Na EBr, adotava-se a opção de 15h, ofertado no turno inverso das aulas regulares. Contava com dois mediadores e quatro monitores, sendo estes: um mediador de Português (doutoranda em Tecnologia dos Alimentos) e de Matemática (graduando de Educação Física), um facilitador de Dança (graduando de Dança), um facilitador de Educação Física (graduando de Educação Física) e dois facilitadores de Educação Ambiental (graduandas de Geografia).

Nesta pesquisa, observaram-se as ações da mediadora de Português, Carla, no turno da tarde, quando eram desenvolvidas as atividades com os alunos dos anos finais do ensino fundamental e do 5º ano escolar dos anos iniciais. Doutoranda em Tecnologia dos Alimentos, ela realizava atividades de Português com os alunos, pois possuía formação em nível superior, requisito aceito pelo Programa para realizar esta proposta. As atividades tinham duração de 3h, quando pela manhã, no horário das 8h45min às 11h45min, quando pela tarde, das 14h10min às 17h10min, distribuídas de segunda a quarta com 1h para Educação Ambiental, 1h para Matemática e 1h para Dança; nas quintas-feiras, 1h30min para Português e 1h30min para Educação Física; nas sextas-feiras, 1h30min para Dança e 1h30min para Educação Física, com lanche de 10hmin pela manhã e 15min pela tarde.

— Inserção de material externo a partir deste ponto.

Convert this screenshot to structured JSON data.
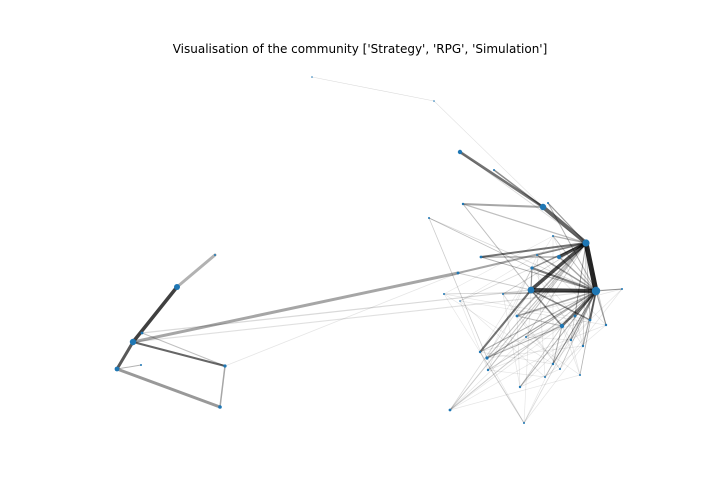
{
  "title": "Visualisation of the community ['Strategy', 'RPG', 'Simulation']",
  "colors": {
    "node": "#1f77b4",
    "edge": "#000000"
  }
}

Se a formação dos profissionais que realizam as atividades chama atenção, elas são explicadas pelo coordenador Lucas devido ao baixo salário pago para essas funções. O pagamento dos mediadores e facilitadores é feito pelo número de turmas que eles atuam. As turmas de Português e Matemática, que contam com mediadores, o valor é de R$150,00 por turma. Para as atividades dos facilitadores, o valor pago é de R$80,00 (BRASIL, 2017b). Segundo o coordenador Lucas, os critérios para selecionar os candidatos tiveram de ser flexibilizados, pois ao saberem o valor pago, pessoas formadas na área da educação desistiam do trabalho.

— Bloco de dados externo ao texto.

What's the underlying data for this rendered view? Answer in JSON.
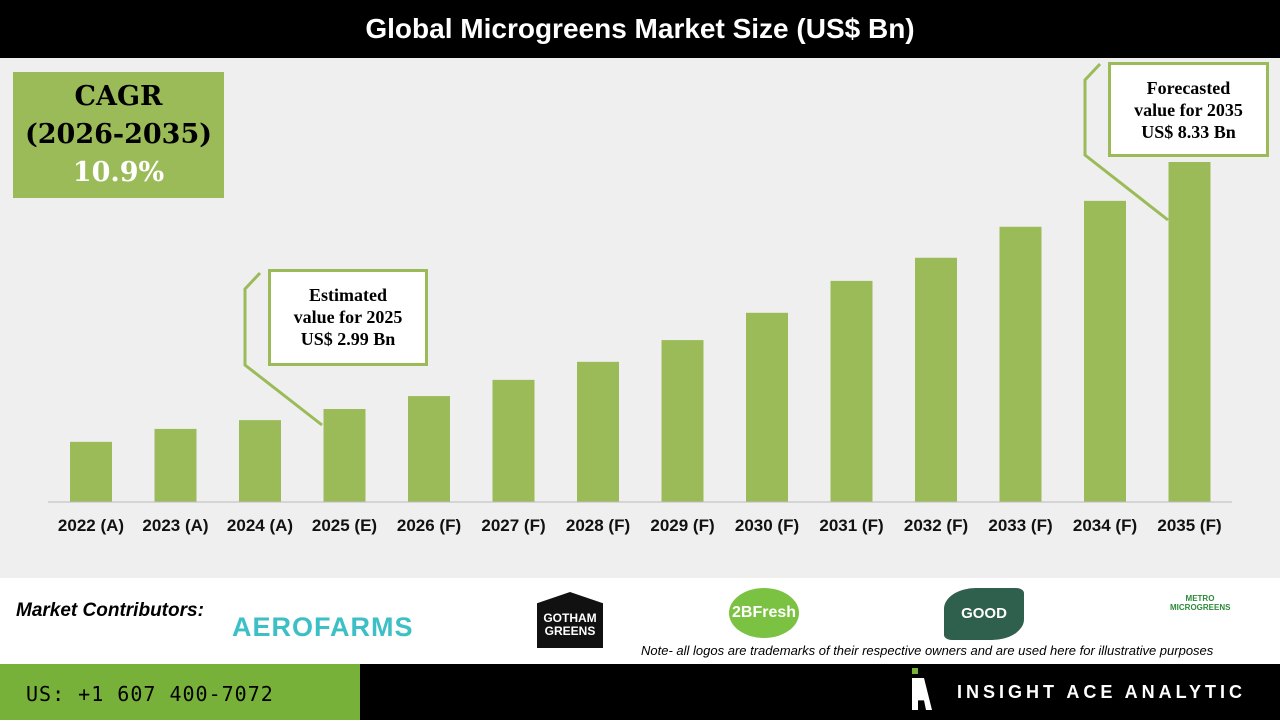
{
  "chart_data": {
    "type": "bar",
    "title": "Global Microgreens Market Size (US$ Bn)",
    "categories": [
      "2022 (A)",
      "2023 (A)",
      "2024 (A)",
      "2025 (E)",
      "2026 (F)",
      "2027 (F)",
      "2028 (F)",
      "2029 (F)",
      "2030 (F)",
      "2031 (F)",
      "2032 (F)",
      "2033 (F)",
      "2034 (F)",
      "2035 (F)"
    ],
    "values": [
      2.28,
      2.56,
      2.75,
      2.99,
      3.27,
      3.62,
      4.01,
      4.48,
      5.07,
      5.76,
      6.26,
      6.93,
      7.49,
      8.33
    ],
    "ylim": [
      0.98,
      8.33
    ],
    "bar_color": "#9bbb59",
    "grid": false
  },
  "cagr": {
    "line1": "CAGR",
    "line2": "(2026-2035)",
    "value": "10.9%"
  },
  "callout_2025": {
    "line1": "Estimated",
    "line2": "value for 2025",
    "line3": "US$ 2.99 Bn"
  },
  "callout_2035": {
    "line1": "Forecasted",
    "line2": "value for 2035",
    "line3": "US$ 8.33 Bn"
  },
  "contributors": {
    "label": "Market Contributors:",
    "logos": [
      "AEROFARMS",
      "GOTHAM GREENS",
      "2BFresh",
      "GOOD LEAF",
      "METRO MICROGREENS"
    ]
  },
  "note": "Note- all logos are trademarks of their respective owners and are used here for illustrative purposes",
  "footer": {
    "phone": "US: +1 607 400-7072",
    "brand": "INSIGHT ACE ANALYTIC"
  }
}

As atividades do programa eram realizadas dentro da escola em um pequeno pavilhão que continha cinco salas de aula e um grande hall de entrada. O local era um espaço inutilizável, com bastante pó, algumas cadeiras e materiais em mau estado. Nas salas de aula, havia um quadro negro, mesas e cadeiras em formato de uma sala de aula tradicional. No salão havia armários com materiais guardados, alguns jogos, computadores velhos e não utilizáveis. As atividades ocorriam em dois turnos, pela manhã, recebiam-se os alunos que tinham aula regular pela tarde e vice-versa. Ao total eram 200 alunos cadastrados, sendo que destes 53 participam de forma efetiva do programa. As razões para o pouco número de participantes se dá por três motivos relatados por Lucas: primeiro, a necessidade que alguns alunos tinham, sobretudo das séries finais, de ajudar nos afazeres da casa. Isto se dá porque havia um grande número de meninas matriculadas nos anos finais e, no contexto de uma cultura machista, elas eram escaladas por suas famílias para cuidar dos irmãos que ficavam na creche só meio turno.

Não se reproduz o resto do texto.